Препарат Изокомб® . ОАО "Химико-фармацевтический комбинат "АКРИХИН" Россия


Producer: JSC Chemical and Pharmaceutical Plant AKRIKHIN Russia

Code of automatic telephone exchange: J04AM06

Release form: Firm dosage forms. Tablets.

Indications to use: Tuberculosis.


General characteristics. Structure:

Active ingredients: 60 mg of an isoniazid, 120 mg of rifampicin, 300 mg of Pyrazinamidum, 225 mg of Ethambutolum of a hydrochloride, 20 mg of a pyridoxine of a hydrochloride.

Excipients: starch corn, cellulose microcrystallic, croscarmellose sodium, silicon dioxide colloid, starch sodium glycollate, talc, magnesium stearate, опадрай brown 04B56936.




Pharmacological properties:

Pharmacodynamics. Изокомб® represents the five-component drug containing the fixed quantity of an isoniazid, rifampicin, Pyrazinamidum, Ethambutolum and pyridoxine of a hydrochloride.

The isoniazid has bactericidal effect on actively sharing Mycobacterium tuberculosis cells. The mechanism of its action consists in oppression of synthesis of the mikoliyevy acids which are a component of a cell wall of mycobacteria. For tuberculosis mycobacteria the minimum inhibiting concentration (MIC) makes 0,025-0,05 mg/l. The isoniazid possesses moderate action on slow and fast-growing atypical mycobacteria.

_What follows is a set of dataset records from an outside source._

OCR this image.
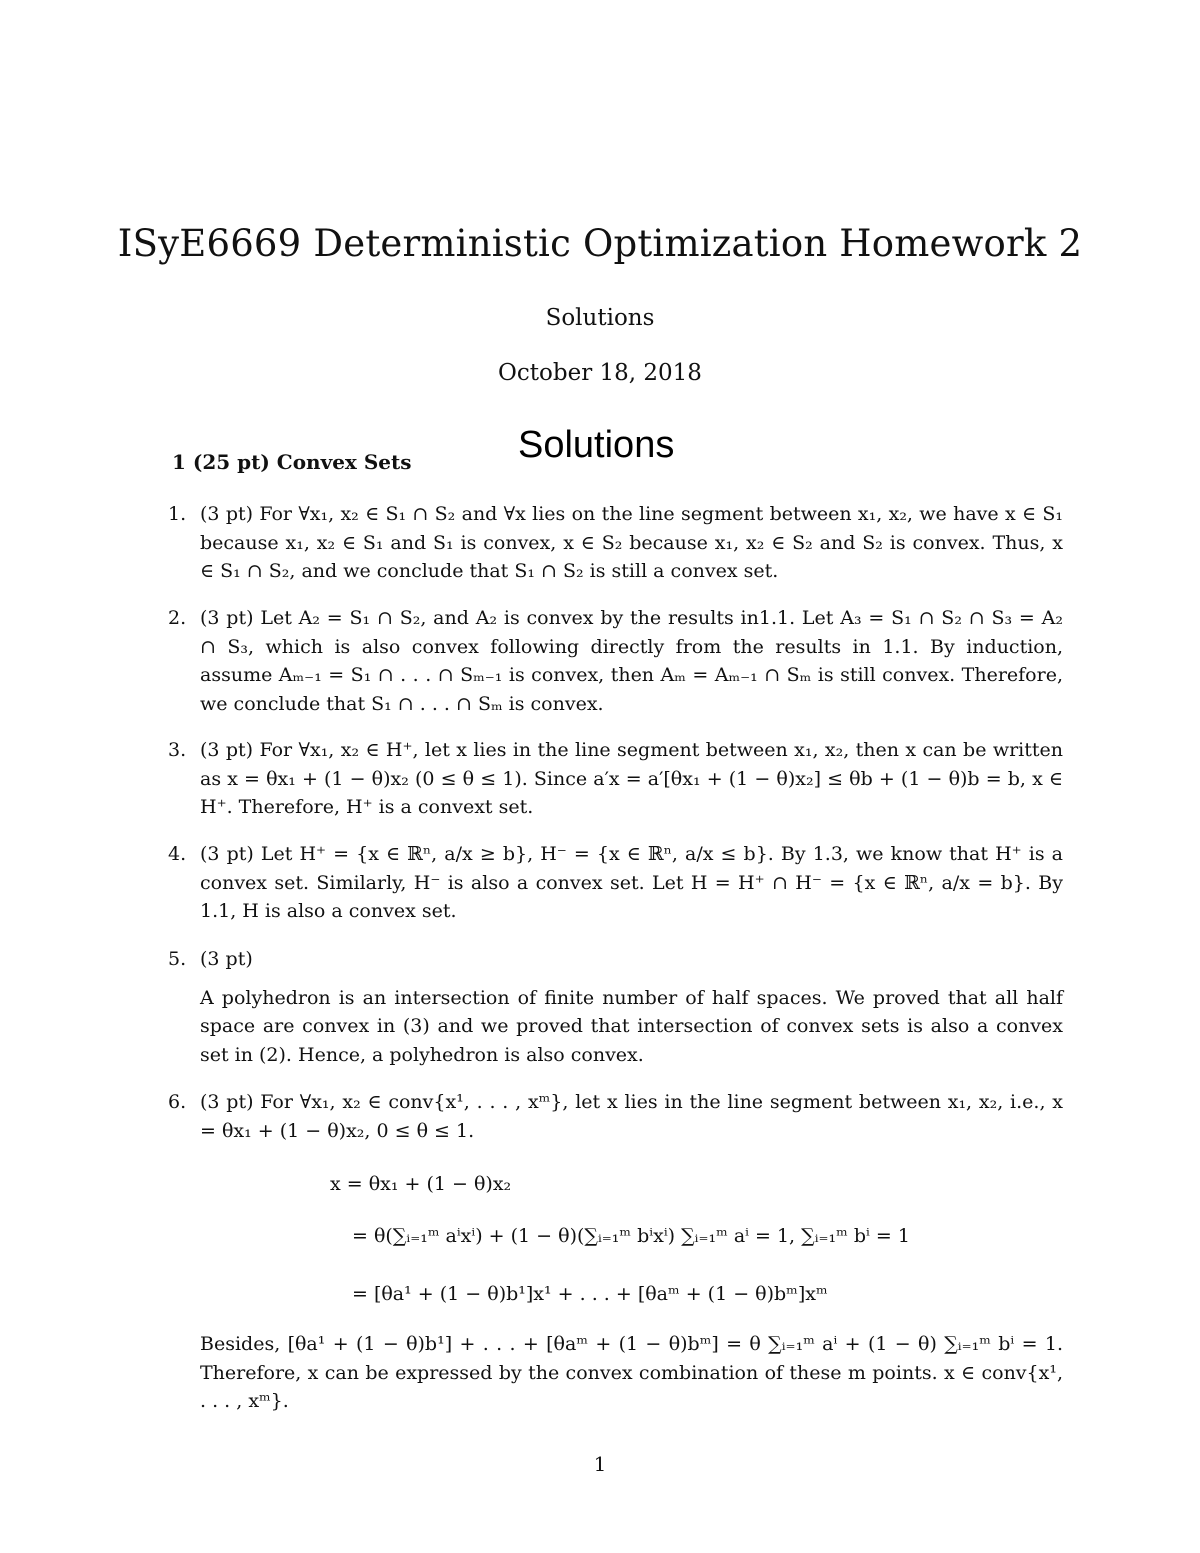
ISyE6669 Deterministic Optimization Homework 2
Solutions
October 18, 2018
Solutions
1 (25 pt) Convex Sets
1. (3 pt) For ∀x₁, x₂ ∈ S₁ ∩ S₂ and ∀x lies on the line segment between x₁, x₂, we have x ∈ S₁ because x₁, x₂ ∈ S₁ and S₁ is convex, x ∈ S₂ because x₁, x₂ ∈ S₂ and S₂ is convex. Thus, x ∈ S₁ ∩ S₂, and we conclude that S₁ ∩ S₂ is still a convex set.
2. (3 pt) Let A₂ = S₁ ∩ S₂, and A₂ is convex by the results in1.1. Let A₃ = S₁ ∩ S₂ ∩ S₃ = A₂ ∩ S₃, which is also convex following directly from the results in 1.1. By induction, assume Aₘ₋₁ = S₁ ∩ . . . ∩ Sₘ₋₁ is convex, then Aₘ = Aₘ₋₁ ∩ Sₘ is still convex. Therefore, we conclude that S₁ ∩ . . . ∩ Sₘ is convex.
3. (3 pt) For ∀x₁, x₂ ∈ H⁺, let x lies in the line segment between x₁, x₂, then x can be written as x = θx₁ + (1 − θ)x₂ (0 ≤ θ ≤ 1). Since a′x = a′[θx₁ + (1 − θ)x₂] ≤ θb + (1 − θ)b = b, x ∈ H⁺. Therefore, H⁺ is a convext set.
4. (3 pt) Let H⁺ = {x ∈ ℝⁿ, a/x ≥ b}, H⁻ = {x ∈ ℝⁿ, a/x ≤ b}. By 1.3, we know that H⁺ is a convex set. Similarly, H⁻ is also a convex set. Let H = H⁺ ∩ H⁻ = {x ∈ ℝⁿ, a/x = b}. By 1.1, H is also a convex set.
5. (3 pt)
A polyhedron is an intersection of finite number of half spaces. We proved that all half space are convex in (3) and we proved that intersection of convex sets is also a convex set in (2). Hence, a polyhedron is also convex.
6. (3 pt) For ∀x₁, x₂ ∈ conv{x¹, . . . , xᵐ}, let x lies in the line segment between x₁, x₂, i.e., x = θx₁ + (1 − θ)x₂, 0 ≤ θ ≤ 1.
x = θx₁ + (1 − θ)x₂
= θ(∑ᵢ₌₁ᵐ aⁱxⁱ) + (1 − θ)(∑ᵢ₌₁ᵐ bⁱxⁱ) ∑ᵢ₌₁ᵐ aⁱ = 1, ∑ᵢ₌₁ᵐ bⁱ = 1
= [θa¹ + (1 − θ)b¹]x¹ + . . . + [θaᵐ + (1 − θ)bᵐ]xᵐ
Besides, [θa¹ + (1 − θ)b¹] + . . . + [θaᵐ + (1 − θ)bᵐ] = θ ∑ᵢ₌₁ᵐ aⁱ + (1 − θ) ∑ᵢ₌₁ᵐ bⁱ = 1. Therefore, x can be expressed by the convex combination of these m points. x ∈ conv{x¹, . . . , xᵐ}.
1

Rifampicin. The mechanism of effect of rifampicin consists in oppression of RNK-polimirazy DNA-dependent. At a tuberculosis infection rifampicin has bactericidal effect on intracellularly and vnekletochno the located microorganisms. For MIK tuberculosis mycobacteria for rifampicin makes 2 mg/l.

Pyrazinamidum. A target of Pyrazinamidum is the gene of synthase of 1 mikobakterialny fatty acid participating in biosynthesis of mikoliyevy acid. Affects intracellularly located mycobacteria, well gets into the centers of tubercular defeat. Is more effective in acid medium. For manifestation of bactericidal activity of Pyrazinamidum drug is exposed in an organism to enzymatic transformation into an active form - pirazinovy acid. At acid values рН MIK of Pyrazinamidum in vitro makes 20 mg/l.

Ethambutolum. Ethambutolum — bacteriostatic drug, is effective concerning mycobacteria of tuberculosis, resistant to other antitubercular drugs. MIK of Ethambutolum makes — 0,78-2,0 mg/l.

Ethambutolum suppresses synthesis of a cell wall, blocking inclusion in it of mikoliyevy acids. Ethambutolum is active against quickly - and slow-growing atypical mycobacteria.

Pyridoxine hydrochloride. Vitamin means. Participates in a metabolism. It is necessary for normal functioning of the central and peripheral nervous system. At treatment by antitubercular drugs there can come deficit of a pyridoxine. In this regard the daily dose of vitamin raises to 60 mg. At a concomitant use of a pyridoxine inside with an isoniazid, rifampicin, Pyrazinamidum and Ethambutolum interaction of these drugs at the pharmacokinetic and microbiological levels is not observed.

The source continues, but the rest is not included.